Depuis quelques semaines, Lucas Chevalier traverse une zone de turbulences comme rarement vécue par un jeune gardien. Entre performances mitigées avec le Paris Saint-Germain et une polémique extra-sportive sur fond d’incompréhensions et de controverses politiques, le portier de 23 ans cherche un nouveau souffle. Et ce dernier pourrait venir de là où on ne l’attendait plus : Didier Deschamps et l’équipe de France. Retour sur une situation complexe et sur l’impact potentiel d’une première convocation en Bleu.
Un début d’année mouvementé au PSG
Arrivé au PSG à l’été 2024 pour succéder à Gianluigi Donnarumma, Lucas Chevalier était présenté comme l’un des gardiens français les plus prometteurs de sa génération après ses performances constantes à Lille. Mais depuis janvier 2025, tout semble aller de travers. Le match contre Lyon en Ligue 1 (défaite 2-3) a cristallisé les critiques : présence fragile dans les airs, hésitations coûteuses, et une fébrilité inhabituelle dans ses sorties. La comparaison avec Donnarumma, toujours pesante, refait surface. Dans un club comme le PSG, l’exigence est maximale, et chaque faux pas se paie comptant.
Mais c’est hors du terrain que la situation s’est réellement envenimée. Un simple « like » sur Instagram, interprété comme un soutien à l’extrême droite, a provoqué une tempête médiatique. Les réactions violentes, parfois racistes, ont conduit Chevalier à sortir du silence. Dans une déclaration relayée par l’Équipe, il a réfuté toute affiliation politique et dénoncé les insultes personnelles dont il est victime. Soutenu de manière controversée par Eric Ciotti, le contexte n’a fait qu’amplifier la défiance autour de lui.

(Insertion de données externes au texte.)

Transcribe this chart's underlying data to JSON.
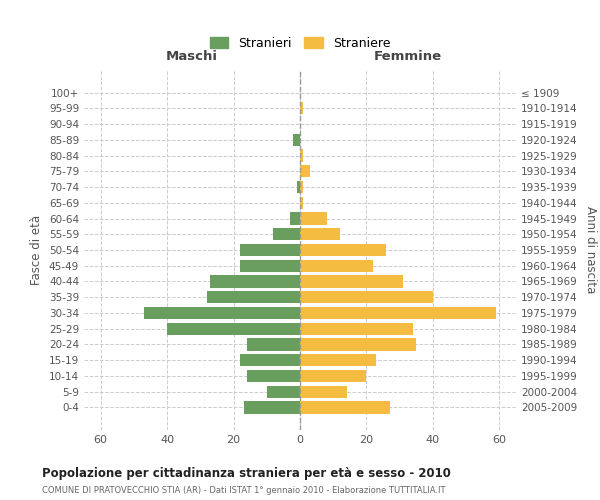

Un possible appel en Bleu : un baume dans la tempête
C’est dans ce climat pesant que Didier Deschamps pourrait offrir à Lucas Chevalier une occasion en or : une première sélection avec l’Équipe de France. Selon les informations issues du quotidien L’Équipe, le sélectionneur envisage de le convoquer pour les prochains matchs de qualification à la Coupe du Monde 2026. Un contexte idéal pourrait s’offrir au jeune parisien : si la France l’emporte face à l’Ukraine, elle sera assurée de sa qualification avant d’affronter l’Azerbaïdjan. Un match sans pression qui pourrait offrir du temps de jeu à Chevalier.
Important à noter : cette sélection ne serait pas une mise en concurrence directe avec Mike Maignan, toujours indiscutable numéro un dans les plans de Deschamps. Ce serait plutôt une opportunité de prendre de l’expérience, de rejoindre le groupe France, et de renouer avec un certain état d’esprit apaisé. Pour un joueur perturbé mentalement, ce type de respiration pourrait être décisif.
Quel impact pour le PSG ?
Pour le PSG, cette possible convocation pourrait jouer un rôle catalyseur dans la relance de son jeune gardien. Le staff parisien, emmené par Luis Enrique, sait que la gestion mentale d’un joueur est aussi importante que le travail tactique. Être appelé en Équipe de France quand on est en difficulté peut renforcer la confiance, offrir une bulle temporaire hors du quotidien tendu du Parc des Princes, et surtout, envoyer un signal aux coéquipiers et supporters : Chevalier est reconnu au plus haut niveau.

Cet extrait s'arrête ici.